App aims to curb distracted driving by tracking your phone

Text and drive and your insurance rate could soon rise.  A new app could soon reward or punish drivers depending on their phone use behind the wheel.

Developers Arity, a tech company under the Allstate insurance brand, just launched the new software and is courting insurance providers to take it on.

The app would be voluntary and go on users smartphones. Using the phones internal mechanisms the app tracks everything from use to movement of the phone once it is traveling at the speed of a moving vehicle.

In other words: you text and drive and the app logs it, you talk on the phone and drive and the app logs it, if you even pick up the phone while driving the app will know it.

Arity VP of Data Science Grady Irey said the aim is to better assess the risk of users by understanding how they use their phone on the roads.

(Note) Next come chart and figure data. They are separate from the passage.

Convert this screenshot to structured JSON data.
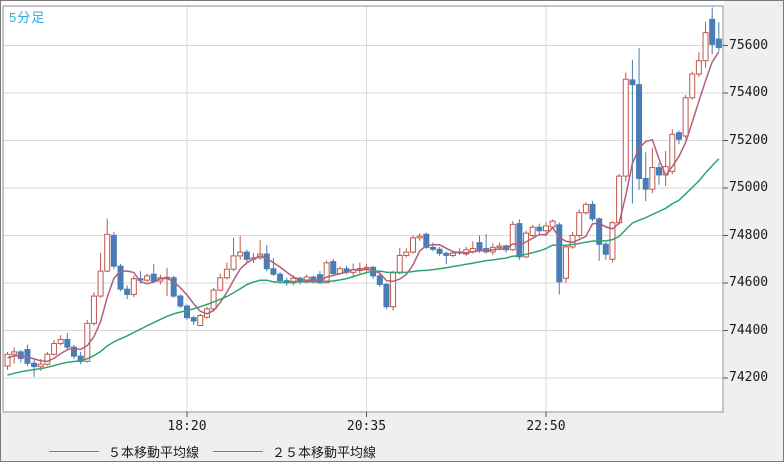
{
  "title": "5分足",
  "colors": {
    "title": "#29abe2",
    "up_border": "#c0564b",
    "up_fill": "#ffffff",
    "down_fill": "#4a7cb5",
    "down_border": "#4a7cb5",
    "ma5": "#b05f7d",
    "ma25": "#2ea56c",
    "grid": "#d9d9d9",
    "plot_border": "#8c8c8c",
    "tick": "#555555",
    "panel_bg": "#efefef",
    "label": "#1a1a1a"
  },
  "legend": {
    "items": [
      {
        "label": "５本移動平均線",
        "period": 5,
        "color": "#b05f7d"
      },
      {
        "label": "２５本移動平均線",
        "period": 25,
        "color": "#2ea56c"
      }
    ]
  },
  "chart_data": {
    "type": "candlestick",
    "timeframe_label": "5分足",
    "y_axis": {
      "ticks": [
        75600,
        75400,
        75200,
        75000,
        74800,
        74600,
        74400,
        74200
      ],
      "ylim": [
        74060,
        75770
      ],
      "position": "right"
    },
    "x_axis": {
      "ticks": [
        {
          "label": "18:20",
          "candle_index": 27
        },
        {
          "label": "20:35",
          "candle_index": 54
        },
        {
          "label": "22:50",
          "candle_index": 81
        }
      ]
    },
    "moving_averages": [
      {
        "period": 5,
        "color": "#b05f7d"
      },
      {
        "period": 25,
        "color": "#2ea56c"
      }
    ],
    "prehistory_closes": [
      74120,
      74128,
      74136,
      74144,
      74152,
      74160,
      74168,
      74176,
      74184,
      74192,
      74200,
      74208,
      74215,
      74222,
      74229,
      74236,
      74243,
      74250,
      74257,
      74264,
      74271,
      74278,
      74285,
      74292
    ],
    "candles_ohlc": [
      [
        74250,
        74310,
        74235,
        74300
      ],
      [
        74300,
        74330,
        74260,
        74310
      ],
      [
        74310,
        74318,
        74265,
        74282
      ],
      [
        74320,
        74340,
        74250,
        74262
      ],
      [
        74262,
        74280,
        74205,
        74248
      ],
      [
        74248,
        74280,
        74230,
        74258
      ],
      [
        74258,
        74310,
        74252,
        74300
      ],
      [
        74300,
        74360,
        74295,
        74345
      ],
      [
        74345,
        74380,
        74338,
        74362
      ],
      [
        74362,
        74390,
        74320,
        74330
      ],
      [
        74330,
        74340,
        74280,
        74292
      ],
      [
        74292,
        74310,
        74258,
        74270
      ],
      [
        74270,
        74445,
        74265,
        74430
      ],
      [
        74430,
        74560,
        74420,
        74545
      ],
      [
        74545,
        74727,
        74538,
        74650
      ],
      [
        74650,
        74871,
        74645,
        74805
      ],
      [
        74801,
        74815,
        74660,
        74671
      ],
      [
        74671,
        74680,
        74565,
        74574
      ],
      [
        74574,
        74590,
        74532,
        74552
      ],
      [
        74552,
        74630,
        74540,
        74618
      ],
      [
        74618,
        74650,
        74598,
        74612
      ],
      [
        74612,
        74640,
        74604,
        74630
      ],
      [
        74637,
        74679,
        74600,
        74608
      ],
      [
        74608,
        74635,
        74594,
        74622
      ],
      [
        74620,
        74664,
        74545,
        74624
      ],
      [
        74622,
        74630,
        74538,
        74545
      ],
      [
        74545,
        74552,
        74495,
        74503
      ],
      [
        74503,
        74510,
        74445,
        74454
      ],
      [
        74454,
        74462,
        74424,
        74440
      ],
      [
        74421,
        74470,
        74419,
        74463
      ],
      [
        74456,
        74500,
        74450,
        74491
      ],
      [
        74491,
        74580,
        74485,
        74570
      ],
      [
        74570,
        74640,
        74564,
        74622
      ],
      [
        74622,
        74685,
        74615,
        74658
      ],
      [
        74658,
        74791,
        74650,
        74714
      ],
      [
        74714,
        74798,
        74698,
        74730
      ],
      [
        74730,
        74740,
        74688,
        74700
      ],
      [
        74700,
        74726,
        74684,
        74706
      ],
      [
        74706,
        74780,
        74698,
        74722
      ],
      [
        74722,
        74760,
        74650,
        74660
      ],
      [
        74660,
        74705,
        74630,
        74637
      ],
      [
        74637,
        74645,
        74598,
        74610
      ],
      [
        74610,
        74622,
        74588,
        74600
      ],
      [
        74600,
        74632,
        74590,
        74620
      ],
      [
        74620,
        74626,
        74594,
        74604
      ],
      [
        74604,
        74636,
        74598,
        74625
      ],
      [
        74625,
        74632,
        74598,
        74610
      ],
      [
        74635,
        74650,
        74596,
        74601
      ],
      [
        74601,
        74695,
        74598,
        74685
      ],
      [
        74690,
        74702,
        74632,
        74640
      ],
      [
        74640,
        74668,
        74634,
        74660
      ],
      [
        74660,
        74672,
        74636,
        74645
      ],
      [
        74645,
        74682,
        74624,
        74656
      ],
      [
        74656,
        74686,
        74640,
        74661
      ],
      [
        74661,
        74680,
        74648,
        74666
      ],
      [
        74666,
        74672,
        74618,
        74630
      ],
      [
        74630,
        74640,
        74584,
        74594
      ],
      [
        74594,
        74600,
        74490,
        74500
      ],
      [
        74500,
        74652,
        74484,
        74643
      ],
      [
        74643,
        74748,
        74636,
        74716
      ],
      [
        74716,
        74746,
        74708,
        74730
      ],
      [
        74730,
        74800,
        74724,
        74790
      ],
      [
        74790,
        74810,
        74778,
        74797
      ],
      [
        74805,
        74812,
        74744,
        74750
      ],
      [
        74750,
        74770,
        74734,
        74742
      ],
      [
        74742,
        74752,
        74714,
        74725
      ],
      [
        74725,
        74732,
        74679,
        74716
      ],
      [
        74716,
        74736,
        74708,
        74726
      ],
      [
        74726,
        74746,
        74718,
        74731
      ],
      [
        74722,
        74752,
        74714,
        74740
      ],
      [
        74731,
        74776,
        74724,
        74745
      ],
      [
        74770,
        74800,
        74728,
        74736
      ],
      [
        74745,
        74806,
        74724,
        74731
      ],
      [
        74731,
        74766,
        74718,
        74750
      ],
      [
        74750,
        74770,
        74738,
        74756
      ],
      [
        74756,
        74762,
        74728,
        74740
      ],
      [
        74740,
        74861,
        74734,
        74847
      ],
      [
        74850,
        74868,
        74698,
        74710
      ],
      [
        74710,
        74820,
        74704,
        74810
      ],
      [
        74800,
        74845,
        74794,
        74835
      ],
      [
        74835,
        74850,
        74808,
        74820
      ],
      [
        74820,
        74856,
        74798,
        74840
      ],
      [
        74836,
        74868,
        74828,
        74860
      ],
      [
        74845,
        74855,
        74552,
        74605
      ],
      [
        74620,
        74762,
        74600,
        74752
      ],
      [
        74752,
        74815,
        74744,
        74800
      ],
      [
        74800,
        74910,
        74790,
        74896
      ],
      [
        74896,
        74940,
        74888,
        74931
      ],
      [
        74931,
        74945,
        74860,
        74870
      ],
      [
        74870,
        74876,
        74693,
        74763
      ],
      [
        74763,
        74772,
        74698,
        74721
      ],
      [
        74700,
        74860,
        74686,
        74854
      ],
      [
        74854,
        75060,
        74846,
        75050
      ],
      [
        75050,
        75486,
        75028,
        75458
      ],
      [
        75455,
        75540,
        74935,
        75435
      ],
      [
        75435,
        75590,
        74992,
        75040
      ],
      [
        75040,
        75150,
        74944,
        74995
      ],
      [
        74995,
        75170,
        74978,
        75086
      ],
      [
        75086,
        75107,
        75014,
        75055
      ],
      [
        75055,
        75156,
        75008,
        75090
      ],
      [
        75070,
        75247,
        75058,
        75226
      ],
      [
        75233,
        75242,
        75184,
        75205
      ],
      [
        75219,
        75392,
        75208,
        75380
      ],
      [
        75380,
        75490,
        75372,
        75480
      ],
      [
        75480,
        75571,
        75468,
        75536
      ],
      [
        75536,
        75700,
        75506,
        75654
      ],
      [
        75710,
        75760,
        75563,
        75605
      ],
      [
        75627,
        75698,
        75576,
        75591
      ]
    ]
  }
}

There’s no shortage of efforts right now to curb those habits.

At the University of Central Florida’s Institute for Simulation and Training researchers have continually examined the topic of distracted driving with phones.

Researcher Lauren Reinerman-Jones said through their simulators and technology they continue to find the same thing as many other safety experts: phones and driving are only becoming more of a problem.

"If you text on it, talk on it, use your music on your phone: it's more distracting than even a regular MP3 player or talking to somebody else in the vehicle,” she said.

The Florida State Legislature is also currently considering a bill that would make texting while driving a primary offense.

The app aims to give drivers a different incentive: the chance to save money.

If the app does get picked up by insurance providers, users will have to overcome one other detail: the loss of that phone privacy. 

Irey reminds though that use of the program would be completely voluntary.

"I think the fact these programs are optional, voluntary programs is part of what makes them work,” he said. "There's a lot of people that would raise their hands and say, 'let me prove that I'm not the one using my phone while driving.”

As for GPS use, users are advised to set any routes before the car starts moving and use a cradle or phone holder to prevent signs of active use. Users can also simply put their phone into airplane mode while driving to eliminate the destruction all together.